Switzerland

Schnee in den Alpen ist früher weg: Was das für die Schweizer Gletscher bedeutet

Wo sonst in den Alpen um diese Zeit noch Schnee liegt, trifft der Wanderer jetzt bereits auf grüne Wiesen. Die schnelle Aperung hat mit dem schneearmen Winter zu tun – in gewissen Regionen der schneeärmste seit Messebeginn 1864. Aber auch damit, dass es im oft sonnigen und sehr milden Alpenfrühling keinen Schnee in den Bergen gab.

März und April herrschte Trockenzeit in der Schweiz. «Im Normalfall wird die grösste Schneehöhe in diesen Höhen etwa Mitte April erreicht. In diesem Jahr begann der Abbau der Schneedecke bereits in der ersten Märzhälfte», sagt Stephan Bader von Meteoschweiz.

Auf 2600 Meter Höhe noch ein Meter Schnee

Die frühe Ausaperung betrifft momentan vor allem Bereiche bis in mittlere Höhen. Auf dem Weissfluhjoch in 2600 Meter Höhe liegt noch ein Meter Schnee. «Das ist zwar rund 60 Zentimeter weniger als im Durchschnitt zu dieser Zeit, aber es ist auf dieser Höhe noch nicht aper», sagt Bader.

Mit der zunehmenden sommerlichen Wärme wird der alpine Schnee nun weiter abgebaut. Da er aber jetzt bereits auf einem tiefen Niveau ist, muss gegen den Sommer hin damit gerechnet werden, dass es noch früher grün wird. «Grob und etwas pessimistisch geschätzt könnte das Weissfluhjoch schon gegen Mitte Juni schneefrei sein. Das wäre etwas mehr als einen Monat früher als im Durchschnitt.»
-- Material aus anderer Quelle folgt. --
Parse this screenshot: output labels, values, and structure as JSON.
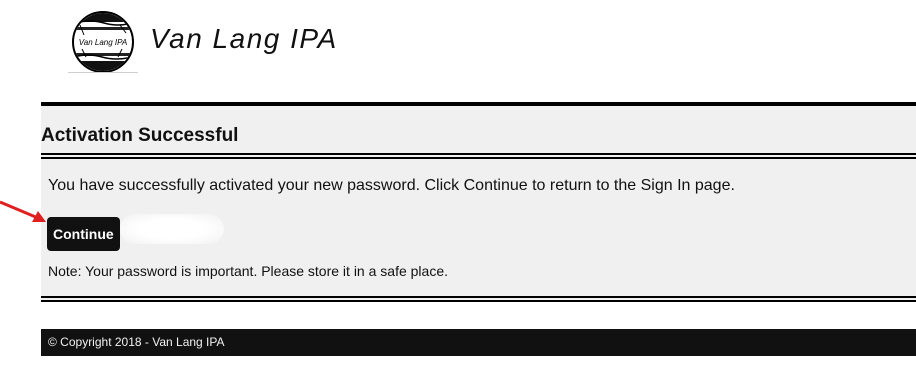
{
  "header": {
    "logo_text": "Van Lang IPA",
    "brand_title": "Van Lang IPA"
  },
  "main": {
    "title": "Activation Successful",
    "message": "You have successfully activated your new password. Click Continue to return to the Sign In page.",
    "continue_label": "Continue",
    "note": "Note: Your password is important. Please store it in a safe place."
  },
  "footer": {
    "copyright": "© Copyright 2018 - Van Lang IPA"
  },
  "colors": {
    "button_bg": "#111111",
    "content_bg": "#f0f0f0",
    "footer_bg": "#111111",
    "arrow": "#e02020"
  },
  "icons": {
    "logo": "bamboo-circle-logo",
    "annotation": "red-arrow-icon"
  }
}
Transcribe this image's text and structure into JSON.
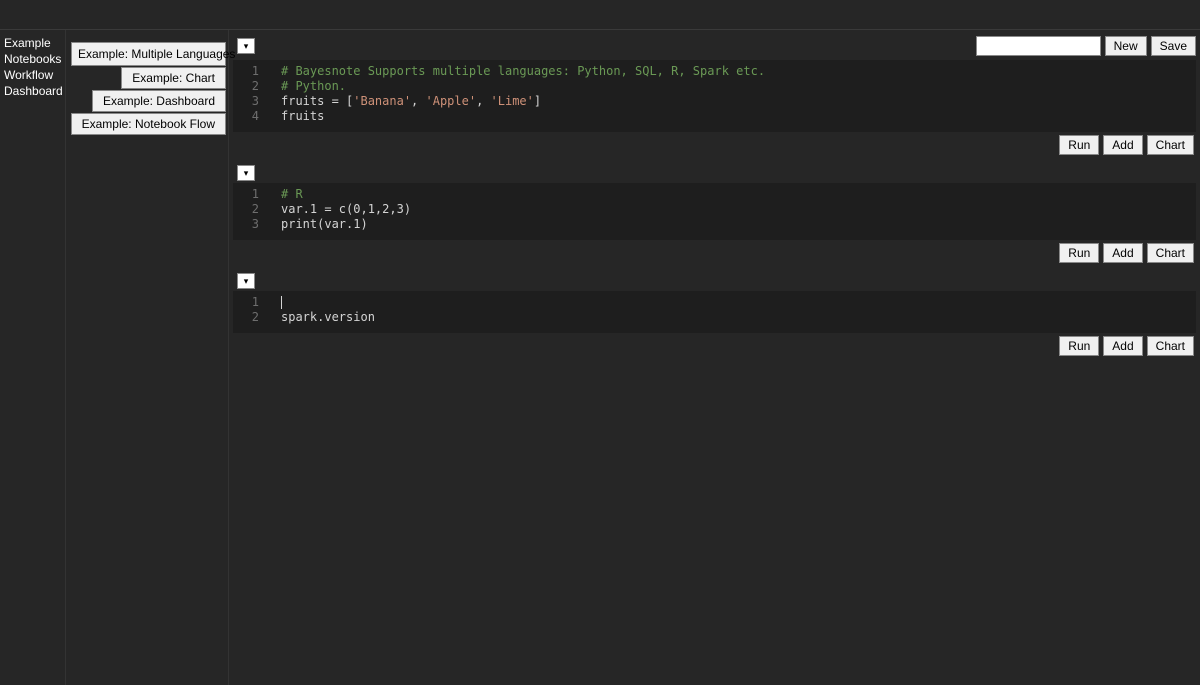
{
  "sidebar_left": {
    "items": [
      "Example",
      "Notebooks",
      "Workflow",
      "Dashboard"
    ]
  },
  "sidebar_mid": {
    "buttons": [
      "Example: Multiple Languages",
      "Example: Chart",
      "Example: Dashboard",
      "Example: Notebook Flow"
    ]
  },
  "toolbar": {
    "name_value": "",
    "new_label": "New",
    "save_label": "Save"
  },
  "cell_buttons": {
    "run": "Run",
    "add": "Add",
    "chart": "Chart"
  },
  "cells": [
    {
      "lines": [
        [
          {
            "cls": "comment",
            "t": "# Bayesnote Supports multiple languages: Python, SQL, R, Spark etc."
          }
        ],
        [
          {
            "cls": "comment",
            "t": "# Python."
          }
        ],
        [
          {
            "cls": "kw",
            "t": "fruits = ["
          },
          {
            "cls": "string",
            "t": "'Banana'"
          },
          {
            "cls": "kw",
            "t": ", "
          },
          {
            "cls": "string",
            "t": "'Apple'"
          },
          {
            "cls": "kw",
            "t": ", "
          },
          {
            "cls": "string",
            "t": "'Lime'"
          },
          {
            "cls": "kw",
            "t": "]"
          }
        ],
        [
          {
            "cls": "kw",
            "t": "fruits"
          }
        ]
      ]
    },
    {
      "lines": [
        [
          {
            "cls": "comment",
            "t": "# R"
          }
        ],
        [
          {
            "cls": "kw",
            "t": "var.1 = c(0,1,2,3)"
          }
        ],
        [
          {
            "cls": "kw",
            "t": "print(var.1)"
          }
        ]
      ]
    },
    {
      "lines": [
        [
          {
            "cls": "cursor",
            "t": ""
          }
        ],
        [
          {
            "cls": "kw",
            "t": "spark.version"
          }
        ]
      ]
    }
  ]
}
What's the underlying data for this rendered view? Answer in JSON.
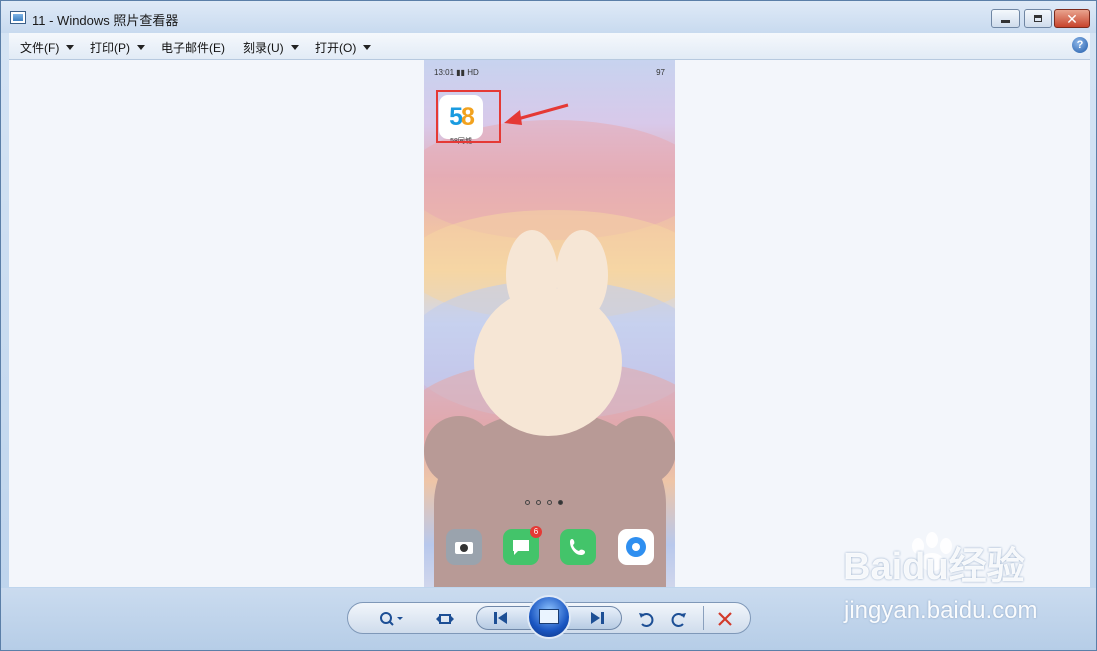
{
  "window": {
    "title": "11 - Windows 照片查看器"
  },
  "menu": [
    {
      "label": "文件(F)",
      "has_dropdown": true
    },
    {
      "label": "打印(P)",
      "has_dropdown": true
    },
    {
      "label": "电子邮件(E)",
      "has_dropdown": false
    },
    {
      "label": "刻录(U)",
      "has_dropdown": true
    },
    {
      "label": "打开(O)",
      "has_dropdown": true
    }
  ],
  "help": {
    "label": "?"
  },
  "phone": {
    "status_time": "13:01",
    "status_signal": "HD",
    "battery": "97",
    "app_label": "58同城",
    "app_digits": {
      "first": "5",
      "second": "8"
    },
    "badge_count": "6",
    "page_dots": 4,
    "active_dot": 4
  },
  "controls": {
    "zoom": "zoom-icon",
    "fit": "actual-size-icon",
    "prev": "previous-icon",
    "slideshow": "slideshow-icon",
    "next": "next-icon",
    "rotate_ccw": "rotate-counterclockwise-icon",
    "rotate_cw": "rotate-clockwise-icon",
    "delete": "delete-icon"
  },
  "watermark": {
    "main": "Bai",
    "du": "du",
    "jy": "经验",
    "sub": "jingyan.baidu.com"
  },
  "colors": {
    "highlight": "#e53935",
    "accent": "#1d4f95"
  }
}
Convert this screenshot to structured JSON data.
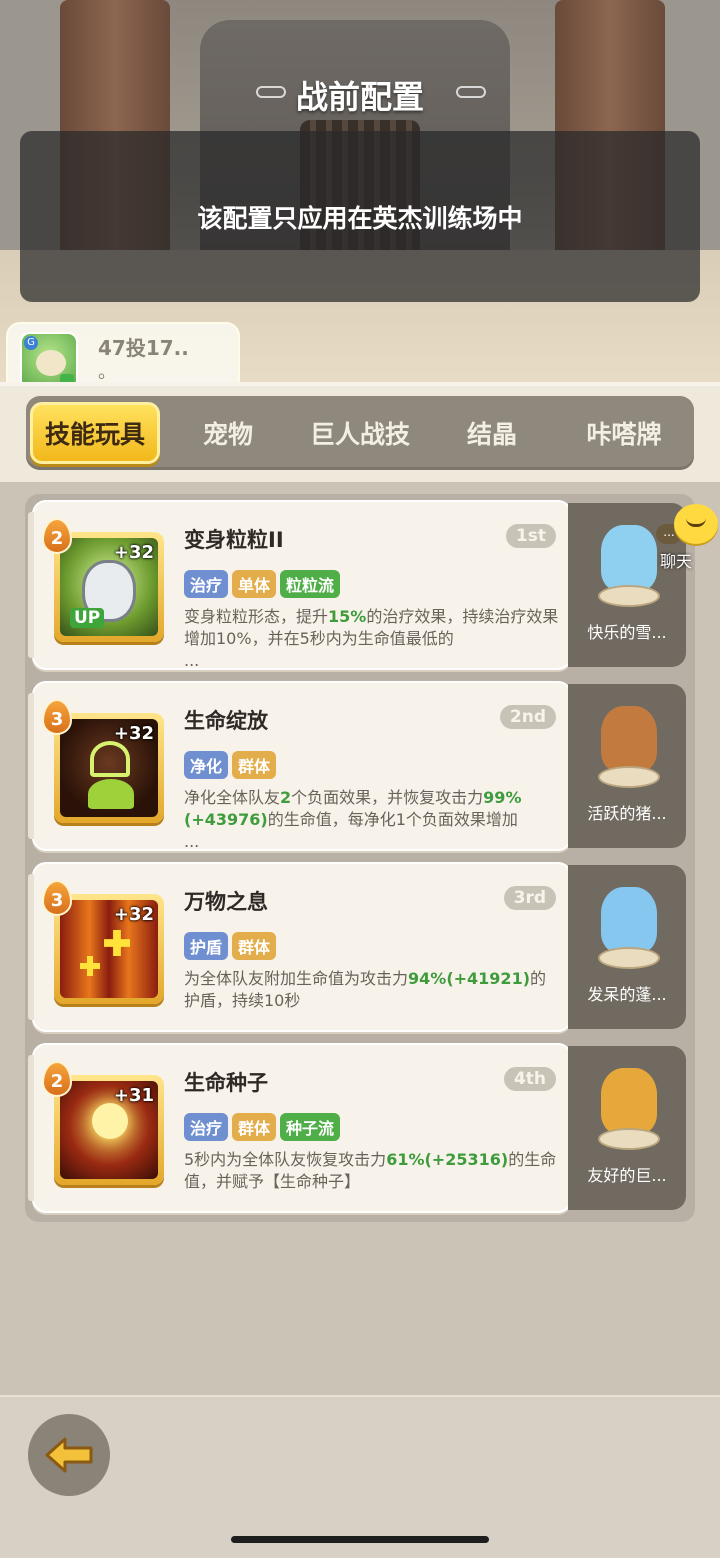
{
  "screen": {
    "title": "战前配置",
    "notice": "该配置只应用在英杰训练场中"
  },
  "player": {
    "name": "47投17..",
    "sub": "。"
  },
  "tabs": [
    {
      "label": "技能玩具",
      "active": true
    },
    {
      "label": "宠物",
      "active": false
    },
    {
      "label": "巨人战技",
      "active": false
    },
    {
      "label": "结晶",
      "active": false
    },
    {
      "label": "咔嗒牌",
      "active": false
    }
  ],
  "skills": [
    {
      "name": "变身粒粒II",
      "rank": "1st",
      "level": "2",
      "bonus": "+32",
      "up": "UP",
      "tags": [
        "治疗",
        "单体",
        "粒粒流"
      ],
      "desc_parts": [
        "变身粒粒形态，提升",
        "15%",
        "的治疗效果，持续治疗效果增加10%，并在5秒内为生命值最低的",
        "..."
      ]
    },
    {
      "name": "生命绽放",
      "rank": "2nd",
      "level": "3",
      "bonus": "+32",
      "tags": [
        "净化",
        "群体"
      ],
      "desc_parts": [
        "净化全体队友",
        "2",
        "个负面效果，并恢复攻击力",
        "99%(+43976)",
        "的生命值，每净化1个负面效果增加",
        "..."
      ]
    },
    {
      "name": "万物之息",
      "rank": "3rd",
      "level": "3",
      "bonus": "+32",
      "tags": [
        "护盾",
        "群体"
      ],
      "desc_parts": [
        "为全体队友附加生命值为攻击力",
        "94%(+41921)",
        "的护盾，持续10秒"
      ]
    },
    {
      "name": "生命种子",
      "rank": "4th",
      "level": "2",
      "bonus": "+31",
      "tags": [
        "治疗",
        "群体",
        "种子流"
      ],
      "desc_parts": [
        "5秒内为全体队友恢复攻击力",
        "61%(+25316)",
        "的生命值，并赋予【生命种子】"
      ]
    }
  ],
  "pets": [
    {
      "name": "快乐的雪...",
      "color": "#8fd0f0"
    },
    {
      "name": "活跃的猪...",
      "color": "#c27a3e"
    },
    {
      "name": "发呆的蓬...",
      "color": "#86c7ef"
    },
    {
      "name": "友好的巨...",
      "color": "#e6a83a"
    }
  ],
  "chat": {
    "label": "聊天",
    "dots": "..."
  },
  "colors": {
    "tab_active": "#f2b81b",
    "tag_blue": "#6f8fd0",
    "tag_orange": "#e3ad4b",
    "tag_green": "#4fae48",
    "highlight_green": "#3f9c3c"
  },
  "icons": {
    "back": "back-arrow-icon",
    "chat": "chat-bubble-icon"
  }
}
Diese frühe Schneelosigkeit in den Bergen hat auch Einfluss auf die Gletscher. Sie werden deutlich früher als im Durchschnitt ihr schützendes weisses Kleid verlieren. Ist der Winterschnee weg, kommt die deutlich dunklere Gletscheroberfläche zum Vorschein. Dunkle Oberflächen erwärmen sich besser als blendend weisse, welche die einfallende Sonnenstrahlung vor allem reflektieren. So wird die Gletscherschmelze entsprechend früher einsetzen. Schon der Saharastaub hatte im Frühling diesen Verdunklungs- und damit Schmelzeffekt.